Consequências de uma Rejeição Mosaica do Pentateuco
Rejeitar a autoria de Moisés em relação ao Pentateuco é incorrer em grave e terrível perigo, que com certeza traria sérias consequências como algumas mencionadas abaixo:
§  A primeira consequência seria a rejeição de toda a evidência positiva, bíblica e extrabíblica, sobre a autoria do Pentateuco. Isto implica também que o testemunho do Novo Testamento e o próprio testemunho do Senhor Jesus Cristo torna-se um engodo e estaria aberta a porta da possibilidade de que Ele houvesse se enganado sobre outros assuntos. E isto seria feito não na autoridade de se haver encontrado provas mais antigas ou melhores, mas unicamente no interesse de uma teoria, que nunca foi coerentemente demonstrada.
§  Uma segunda consequência seria a admissão de que o período temporal-histórico de Moisés é fundamentalmente errôneo.  Moisés é uma figura proeminente.  Ele é mencionado mais de 500 vezes do Êxodo ao Deuteronômio.  Mas se todos os códigos legais do Pentateuco datam de um período cronológico totalmente desvinculado de Moisés e se a história ali narrada é recente e incerta, como afirmam estes teóricos, então ele se torna uma figura decididamente enganosa, e fica difícil se não impossível corresponder ao papel proeminente para o qual foi nomeado.  A reputação dele é vasta, mas as ações que servem como a base para isto não são consideradas como suas.  Deste modo, ele se torna um tipo de ficção legal.
§  Uma terceira consequência de se aceitar esta teoria seria a de adotar um critério baixo da autoridade e credibilidade da Bíblia.  Trazendo as Escrituras ao mesmo nível das demais obras literárias, do passado ou do presente.
A Importância do Pentateuco
            A importância destes cinco livros é incalculável.  Podemos compreender isto através destes cinco aspectos relacionados por Ellisen.
¨      Cósmico. explicam o cosmos dando o único relato antigo que identifica a “Primeira Causa”.  O princípio unificador do Universo, procurado às cegas pelos filósofos e clássicos, está compreendido na primeira sentença - “No princípio criou Deus...”.
¨      Étnico. Eles descrevem o começo e a expansão das três divisões raciais do mundo: oriental, negroide e ocidental.
¨      Histórico.  Esses livros são os únicos a traçar a origem do homem numa linha contínua a partir de Adão.  Todavia, não é sua intenção apresentar a história completa de todas as raças, mas sim um relato altamente especializado da implantação do reino teocrático no mundo e do plano de redenção da humanidade.  Nesse processo, a história de Israel remonta a Abraão, através de quem Deus prometeu a redenção.
¨      Religioso. Esses livros são fundamentais.  Retratam a Pessoa e o caráter de Deus, a criação do homem e sua queda, as alianças e promessas divinas de trazer a redenção através de um divino Redentor.
¨      Profético. Os livros do Pentateuco são a origem dos temas proféticos mais importantes da Bíblia. É a história centralizada no Messias associada à profecia centralizada no Messias. Apresentam em conjunto uma filosofia simétrica da história.  As profecias preenchem a interpelação histórica através das demais revelações.

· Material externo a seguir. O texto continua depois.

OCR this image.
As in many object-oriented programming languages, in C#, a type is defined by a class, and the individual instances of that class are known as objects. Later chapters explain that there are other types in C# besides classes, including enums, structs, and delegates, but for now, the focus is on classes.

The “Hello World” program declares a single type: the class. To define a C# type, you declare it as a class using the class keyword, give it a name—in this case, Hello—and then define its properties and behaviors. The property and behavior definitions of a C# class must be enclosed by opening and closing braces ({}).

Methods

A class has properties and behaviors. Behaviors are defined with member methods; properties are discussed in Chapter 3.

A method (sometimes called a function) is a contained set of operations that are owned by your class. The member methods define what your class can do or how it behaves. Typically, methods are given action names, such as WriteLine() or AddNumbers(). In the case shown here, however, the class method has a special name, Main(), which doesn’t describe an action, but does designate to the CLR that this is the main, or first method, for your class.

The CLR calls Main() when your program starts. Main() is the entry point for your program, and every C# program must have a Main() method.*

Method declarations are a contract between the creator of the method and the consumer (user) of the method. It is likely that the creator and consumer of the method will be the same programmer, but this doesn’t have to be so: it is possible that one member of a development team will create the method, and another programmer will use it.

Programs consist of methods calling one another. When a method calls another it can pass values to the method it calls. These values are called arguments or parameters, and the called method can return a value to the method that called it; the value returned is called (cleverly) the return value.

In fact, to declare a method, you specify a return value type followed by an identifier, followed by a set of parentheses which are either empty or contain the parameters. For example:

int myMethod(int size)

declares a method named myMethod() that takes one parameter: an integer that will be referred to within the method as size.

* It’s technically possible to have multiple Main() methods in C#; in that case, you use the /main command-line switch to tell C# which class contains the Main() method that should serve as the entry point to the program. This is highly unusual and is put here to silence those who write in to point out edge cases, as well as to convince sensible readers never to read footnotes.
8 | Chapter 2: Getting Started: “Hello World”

Utilização livre desde que citando a fonte
Guedes, Ivan Pereira
Mestre em Ciências da Religião.
me.ivanguedes@gmail.com
Outro Blog
http://historiologiaprotestante.blogspot.com.br/


Artigo Relacionado
Síntese Bíblica – Gênesis
Pentateuco: Introdução Geral
Quadro Comparativo dos Cânones do Primeiro Testamento
Visão geral dos livros do Primeiro Testamento
Septuaginta ou Versão dos Setenta (LXX)

Referências Bibliográficas
Autores que Aceitam a Unidade e Autoria Mosaica
YOUNG, Edward J. Introdução ao Antigo Testamento. São Paulo: Ed. Vida Nova, 1964.
FRANCISCO, Clyde T. Introdução do Velho Testamento. Rio de Janeiro: JUERP, 1969.
ARCHER, Gleason L. Merece Confiança o Antigo Testamento. São Paulo: Ed. Vida Nova, 199.
ELLISEN, Stanley A. Conheça Melhor o Antigo Testamento. São Paulo: Ed. Vida, 1996.
LASOR, W.S., HUBBARD, D. A. & BUSH, F.W. Introdução ao Antigo Testamento. São Paulo: Ed. Vida Nova, 1999 (com reservas).
Autores que Rejeitam a Unidade e Autoria Mosaica
HOMBURG, Klaus. Introdução ao Antigo Testamento. São Leopoldo: Ed. Sinodal, 1975.
BENTZEN, Aage. Introdução ao Antigo Testamento. São Paulo, ASTE, 1968. [2 volumes].
SELLIN, E. & FOHRER, G. Introdução ao Antigo Testamento. São Paulo: Ed. Paulinas, 1978. [2 volumes].
1.4. SCHMIDT, Werner H. Introdução ao AT. São Leopoldo (RS): Ed. Sinodal, 1994.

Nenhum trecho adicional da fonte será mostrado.